U.K. pension funds have seen a significant increase in funding levels over the past three years, with 37% now in surplus positions vs. their funding targets, Mercer said.
The consultant's 2018 Valuation Survey, published Tuesday, showed the level of funds in surplus increased from 27% in its previous survey conducted in 2015.
However, 38% of pension funds have not agreed to a long-term funding plan, which Mercer highlighted as an issue since achieving a surplus is not the end of the story.
"One of the striking findings from the 2018 survey is the step change in the number of schemes in surplus on funding assumptions," said Simon Turner, director at Mercer, in a statement accompanying the survey results. "However, having a surplus against a funding target is rarely the end of the journey. Trustees and sponsors need to set and agree (to) longer-term objectives to improve the chances of paying members' pensions as they fall due."

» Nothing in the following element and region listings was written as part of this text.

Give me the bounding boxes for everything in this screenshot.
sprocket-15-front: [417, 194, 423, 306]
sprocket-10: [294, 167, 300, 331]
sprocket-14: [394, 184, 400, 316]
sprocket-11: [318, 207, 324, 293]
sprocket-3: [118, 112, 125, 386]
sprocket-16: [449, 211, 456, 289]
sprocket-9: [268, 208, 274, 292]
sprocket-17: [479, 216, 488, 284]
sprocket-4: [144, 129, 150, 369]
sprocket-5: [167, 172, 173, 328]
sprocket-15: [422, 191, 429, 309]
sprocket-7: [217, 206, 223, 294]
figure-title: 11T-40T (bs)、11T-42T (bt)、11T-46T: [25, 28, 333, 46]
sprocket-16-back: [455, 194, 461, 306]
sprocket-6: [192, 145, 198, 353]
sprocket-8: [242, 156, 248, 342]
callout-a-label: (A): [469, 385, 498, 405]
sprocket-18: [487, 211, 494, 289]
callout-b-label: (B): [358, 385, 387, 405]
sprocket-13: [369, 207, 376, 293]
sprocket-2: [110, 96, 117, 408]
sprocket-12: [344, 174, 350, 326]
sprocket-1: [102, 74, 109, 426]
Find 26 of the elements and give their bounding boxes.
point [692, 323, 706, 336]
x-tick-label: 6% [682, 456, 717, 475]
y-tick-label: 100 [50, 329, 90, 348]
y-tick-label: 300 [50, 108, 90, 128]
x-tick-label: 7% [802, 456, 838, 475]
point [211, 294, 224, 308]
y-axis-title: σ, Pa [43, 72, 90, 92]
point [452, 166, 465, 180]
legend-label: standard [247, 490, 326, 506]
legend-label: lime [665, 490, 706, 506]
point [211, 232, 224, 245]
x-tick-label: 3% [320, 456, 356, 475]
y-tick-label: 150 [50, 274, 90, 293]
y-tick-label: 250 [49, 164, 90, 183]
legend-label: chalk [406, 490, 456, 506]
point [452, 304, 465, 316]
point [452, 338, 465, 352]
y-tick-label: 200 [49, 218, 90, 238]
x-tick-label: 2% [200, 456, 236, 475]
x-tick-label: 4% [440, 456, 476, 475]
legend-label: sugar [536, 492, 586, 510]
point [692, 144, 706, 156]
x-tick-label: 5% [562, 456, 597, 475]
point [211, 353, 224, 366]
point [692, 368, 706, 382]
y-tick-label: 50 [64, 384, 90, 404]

Of those that have agreed to long-term strategies, 41% said they are targeting a cash flow-driven strategy supporting self-sufficiency; 38% are looking at buyouts or buy-ins; 8% are looking at a long-term low-risk strategy; 5% are looking at a mixture of buy-in and cash flow-driven strategies; 4% are considering another self-sufficiency approach; and the remaining 4% said they are taking another approach. Comparative figures for the 2015 were not immediately available.
More than half of the pension funds had carried out specific analysis on the life expectancy of participants, according to the 2018 survey, compared to less than one-third in 2015.
The 2018 survey covered 180 pension funds, vs. 193 in the 2015 survey.